8. 8. The rotating machine as defined in any of claims 5, 6 and 7, characterized in that with respect to the intervals between each of the magnetic poles in said rotor, at a minimum the interval or angle of passage between a magnetic pole and another magnetic pole are not the same.
9. 9. A rotating machine that uses magnets, characterized in that the iron used to build this iron core component that retains the permanent magnets in said rotor is replaced with a non-magnetic member, thus avoiding the loss of magnetic flux between the magnets and making the device rotary applicable to a large capacity.

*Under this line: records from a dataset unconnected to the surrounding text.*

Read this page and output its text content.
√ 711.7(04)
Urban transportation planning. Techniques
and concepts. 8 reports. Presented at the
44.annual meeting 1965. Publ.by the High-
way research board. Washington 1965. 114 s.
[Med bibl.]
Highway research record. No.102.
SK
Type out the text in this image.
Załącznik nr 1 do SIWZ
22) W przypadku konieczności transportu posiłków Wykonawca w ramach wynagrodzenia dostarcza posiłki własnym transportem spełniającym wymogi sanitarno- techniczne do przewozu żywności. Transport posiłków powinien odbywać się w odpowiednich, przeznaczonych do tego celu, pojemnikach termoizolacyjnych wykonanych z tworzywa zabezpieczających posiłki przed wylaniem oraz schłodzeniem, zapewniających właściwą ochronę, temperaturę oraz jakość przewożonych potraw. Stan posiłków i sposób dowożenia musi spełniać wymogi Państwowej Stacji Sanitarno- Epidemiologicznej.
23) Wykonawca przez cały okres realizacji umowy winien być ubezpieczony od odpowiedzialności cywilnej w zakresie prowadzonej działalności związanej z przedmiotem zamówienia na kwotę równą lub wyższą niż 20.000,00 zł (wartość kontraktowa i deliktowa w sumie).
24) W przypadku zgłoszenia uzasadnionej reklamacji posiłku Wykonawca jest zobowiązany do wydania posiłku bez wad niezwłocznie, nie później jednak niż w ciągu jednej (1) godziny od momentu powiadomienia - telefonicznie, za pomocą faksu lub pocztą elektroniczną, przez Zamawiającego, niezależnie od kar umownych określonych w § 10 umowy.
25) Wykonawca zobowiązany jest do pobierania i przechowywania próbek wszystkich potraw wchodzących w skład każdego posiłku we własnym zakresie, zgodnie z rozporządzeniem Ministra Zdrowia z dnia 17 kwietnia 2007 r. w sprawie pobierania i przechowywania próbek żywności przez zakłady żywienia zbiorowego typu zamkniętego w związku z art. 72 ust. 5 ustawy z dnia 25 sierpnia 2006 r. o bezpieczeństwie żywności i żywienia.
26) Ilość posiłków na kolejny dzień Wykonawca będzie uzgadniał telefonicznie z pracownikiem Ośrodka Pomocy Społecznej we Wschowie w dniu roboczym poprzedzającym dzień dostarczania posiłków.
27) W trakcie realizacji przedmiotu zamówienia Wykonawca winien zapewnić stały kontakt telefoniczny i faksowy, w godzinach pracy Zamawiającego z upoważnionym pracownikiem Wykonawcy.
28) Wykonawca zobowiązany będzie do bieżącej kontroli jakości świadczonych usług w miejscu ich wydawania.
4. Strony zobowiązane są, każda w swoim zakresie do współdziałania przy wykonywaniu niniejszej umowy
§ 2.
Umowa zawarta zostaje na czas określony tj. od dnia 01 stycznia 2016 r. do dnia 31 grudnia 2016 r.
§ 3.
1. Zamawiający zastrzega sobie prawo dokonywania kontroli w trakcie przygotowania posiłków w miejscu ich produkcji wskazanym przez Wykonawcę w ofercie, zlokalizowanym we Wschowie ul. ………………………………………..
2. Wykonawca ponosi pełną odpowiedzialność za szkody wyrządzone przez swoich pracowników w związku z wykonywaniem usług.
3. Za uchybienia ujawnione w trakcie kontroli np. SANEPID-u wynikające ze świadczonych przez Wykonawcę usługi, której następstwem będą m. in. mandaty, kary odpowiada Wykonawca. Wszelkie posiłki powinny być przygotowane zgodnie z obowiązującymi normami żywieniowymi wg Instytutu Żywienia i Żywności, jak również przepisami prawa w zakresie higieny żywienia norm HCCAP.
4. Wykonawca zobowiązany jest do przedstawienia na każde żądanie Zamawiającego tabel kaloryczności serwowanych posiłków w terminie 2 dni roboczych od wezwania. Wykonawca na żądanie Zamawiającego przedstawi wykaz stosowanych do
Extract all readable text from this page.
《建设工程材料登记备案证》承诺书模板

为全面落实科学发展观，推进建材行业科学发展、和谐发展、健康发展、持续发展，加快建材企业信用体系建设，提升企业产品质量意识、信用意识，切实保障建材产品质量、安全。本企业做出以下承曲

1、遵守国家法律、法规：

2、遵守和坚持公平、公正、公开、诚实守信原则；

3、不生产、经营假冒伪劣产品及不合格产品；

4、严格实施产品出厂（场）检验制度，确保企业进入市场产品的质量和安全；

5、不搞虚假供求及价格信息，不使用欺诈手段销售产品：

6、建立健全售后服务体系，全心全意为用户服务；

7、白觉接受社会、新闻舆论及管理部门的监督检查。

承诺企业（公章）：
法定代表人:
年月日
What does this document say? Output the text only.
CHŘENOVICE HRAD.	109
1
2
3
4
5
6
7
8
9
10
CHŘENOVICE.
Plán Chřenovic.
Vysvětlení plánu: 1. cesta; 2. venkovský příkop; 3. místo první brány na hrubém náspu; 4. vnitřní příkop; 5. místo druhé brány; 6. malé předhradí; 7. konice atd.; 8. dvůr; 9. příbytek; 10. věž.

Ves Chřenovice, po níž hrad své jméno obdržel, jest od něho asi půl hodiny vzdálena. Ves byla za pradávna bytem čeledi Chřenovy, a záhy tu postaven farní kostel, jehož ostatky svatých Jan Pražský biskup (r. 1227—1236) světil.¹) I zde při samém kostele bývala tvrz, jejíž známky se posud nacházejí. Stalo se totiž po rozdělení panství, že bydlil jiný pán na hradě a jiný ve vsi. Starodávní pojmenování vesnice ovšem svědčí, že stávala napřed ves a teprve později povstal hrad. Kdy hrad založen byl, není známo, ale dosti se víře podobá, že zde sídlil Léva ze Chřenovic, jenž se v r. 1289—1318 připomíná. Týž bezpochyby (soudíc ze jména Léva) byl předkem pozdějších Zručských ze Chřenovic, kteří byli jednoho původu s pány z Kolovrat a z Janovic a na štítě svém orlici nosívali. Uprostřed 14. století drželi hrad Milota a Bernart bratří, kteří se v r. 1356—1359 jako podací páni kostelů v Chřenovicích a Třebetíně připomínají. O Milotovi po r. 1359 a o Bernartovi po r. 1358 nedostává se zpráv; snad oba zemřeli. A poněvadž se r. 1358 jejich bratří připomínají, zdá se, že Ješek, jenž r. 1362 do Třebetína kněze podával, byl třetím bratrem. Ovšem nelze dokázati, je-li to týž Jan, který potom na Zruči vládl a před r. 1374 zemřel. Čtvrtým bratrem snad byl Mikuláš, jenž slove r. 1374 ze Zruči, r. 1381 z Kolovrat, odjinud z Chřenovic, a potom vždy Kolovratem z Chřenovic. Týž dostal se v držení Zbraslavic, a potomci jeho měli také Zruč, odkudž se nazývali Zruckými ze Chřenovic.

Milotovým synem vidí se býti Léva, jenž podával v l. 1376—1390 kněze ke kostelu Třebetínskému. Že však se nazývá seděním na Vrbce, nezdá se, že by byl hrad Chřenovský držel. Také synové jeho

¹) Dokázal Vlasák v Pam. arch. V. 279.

10. 10. A rotating machine that uses magnets, characterized in that the iron used to build the iron core component that retains the permanent magnets in said rotor is replaced with a non-magnetic member that is lighter than iron, thus preventing the loss of iron. Magnetic flux between the magnets and making the rotating device applicable to a large capacity. The rotary machine as defined in claims 9 or 10, characterized in that the iron used to construct the iron core component that retains the permanent magnets in said rotor is replaced with a conductive non-magnetic member, thus preventing the loss of magnetic flux between said magnets, making the rotating device applicable to a large capacity, and providing self-starting capability. 12. A rotating machine utilizing magnets, characterized in that grooves are provided for joining the magnets in the outer circumferential portion of an iron core component that retains the magnets radially disposed in said rotor such that the magnetic fields are generated radially by said magnets, thus causing the magnetic flux of said stator and of said rotor to react with each other to generate a torque in the rotational direction in a synchronous rotational mode. 13. The rotary machine as defined in any of the claims is 1 to 12, characterized in that the permanent magnets in said rotor are replaced with electromagnetic coils such as superconducting coils, thus making the rotating device applicable to a large capacity or to transport devices such as linear motors and the like. The rotating machine as defined in any one of claims 1, 3 or 5 to 13, characterized in that a portion of the magnets in a radial or circular magnet component can be removed, the magnetic forces of said magnets can be adjusted to modifying the magnetic fields of said components of magnetic poles given asymmetrically in said rotor, thus improving also the properties thereof.